‘Purple Hearts and Silver Stars’ by Janice Josephine Carney | Review

‘This sort of a life’

Janice Josephine Carney‘s Purple Hearts and Silver Stars is unique among transgender memoirs for many reasons. First, it is not written in narrative form. It includes poems, essays, short stories, journal entries, play excerpts, and “rants.” Secondly, these various writings are not in chronological order.

It begins with “Book One: My Personal Journal in the Weeks Before and After My Gender-Confirming Surgery,” which gives us a naked glimpse at the meaning of this surgery for her.

The next section, Book Two, includes poetic essays from creative writing workshops. “Book Three: The Transition as My Marriage Was Coming to an End” outlines in painful clarity the losses that so often accompany the gain of one’s true gender.

Book Four, the last section, is by far the longest. Subtitled “Finding Me: My Life as Janice Josephine Carney,” its length — perhaps unintentionally — illustrates the freedom and open-endedness of her present and future.

Not only is the form of the book unique, but the subject is as well. As the world strives to understand the transgender experience, one important caution is not to lump us all together. Just as with any gay or bisexual person (or straight person, for that matter), each transgender person has a different childhood, a different adolescence, a different journey through the fear and shame and loneliness.

And the author shows us her unique self in all of her singular glory: deeply thoughtful, passionate, angry, loving, expressive. And, above all else, distinctively beautiful.

She is able to illustrate the longing present in many transgender lives. “All I want is to feel whole, to feel like a human being,” she writes in her journal as she approaches her surgery. Through other journal entries, poems, and other writings, she shows us what she wants out of life, what matters to her, and, most of all, how her experiences have shaped her.

The line in the book which most spoke to me is this: “I am lost in a past I never had.” She writes of being saddened by her “lack of a past as a little girl.” Even as she moves toward the wholeness of which she dreams — and for which she has worked very, very hard — her past will not transition with her.

I was also deeply moved by the poem “They Died as They Lived.” She writes about Laden and Laleh, the Iranian conjoined twins who underwent separation surgery shortly before her own surgery, and relates her own experience to theirs. She writes:

Janice and John
We agreed to separate was worth dying for…
If my heart stopped beating, if my lungs stopped breathing
If I only had a few hours being whole
A whole woman, one soul, one body, one brain
Hormonally balanced
Oh yes! It would have been worth dying for

But the author’s story is wider than her transgender experience. She is also a Vietnam War veteran, still processing that experience. She is an ex-husband still mourning the loss of her marriage. She is a father, navigating her changed relationships with her children. In the end, this is a book about a human being who has faced more than her share of struggles, and who has landed on her feet.
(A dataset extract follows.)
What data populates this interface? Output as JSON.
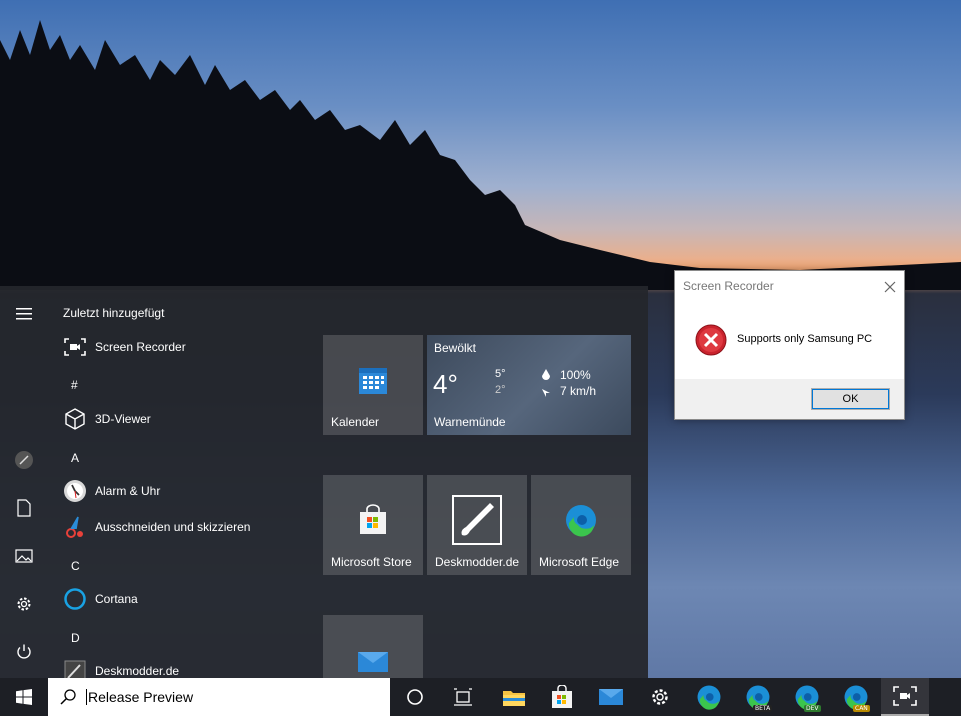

She has also landed in a decidedly spiritual place. She says, “I have a very personal conviction that being a transsexual is a spiritual experience.” She cites the yin/yang concepts and the Native American two-spirit shaman as inspirations for her “belief that being a mix of the two common genders is a blessing.” She writes that “forming a strong spiritual base” helped her to overcome “a world of lies and deceit, alcoholism, and overwhelming depression.” This base is evident throughout the book. The various writings are profoundly spiritual, laying bare the connections among human beings, our Creator, and nature.

Carney calls her book “a mish-mash of emotions” and says, “I deeply hope that the readers of my book feel the pain, loneliness and isolation I felt.” Dr. Milton Diamond, who wrote the foreword, agrees that the author was successful in this goal. “I know of no other collection of [transgender] writings,” Diamond says, “that offer the intimacy and insight in how this sort of a life FEELS.”

I agree completely. As a transgender man — even one safely on the other side of transition — I wept over many parts of this book. “When will it be my time to live?” she asks; and, “Now can I overcome the battle scars?” “I am lonely, please let me in!” she cries; and then, more softly: “I wonder if a life of loneliness is the price I will pay for finding inner peace.”

She says she wrote this book “as a means to express my experiences as a transsexual and my life-long struggle to find peace in my skin.” When she writes, “I have grown into a beautiful woman,” I know she has found that peace and I know the world is a better place for her having done so.

Any story of deep change resulting in deep peace is powerful, and Carney has found ways to bring the reader right into her depths with her, right into her changes, right into her peace. The non-narrative, non-chronological form adds much to this ability. Gender transition is not a narrative experience, nor is it as chronological as it may seem to those outside the experience. Her writings let us into her thoughts, hurts, and vulnerability in a way no narrative could.

This is not a sanitized story, edited by retrospect, heavy with lessons, chronological and neat. This is a real story of a real woman with more insight and courage than most of us could ever imagine. Her long walk toward wholeness is laid out on the pages unashamedly. Accepting her invitation to walk with her for just a little while is a grand gift.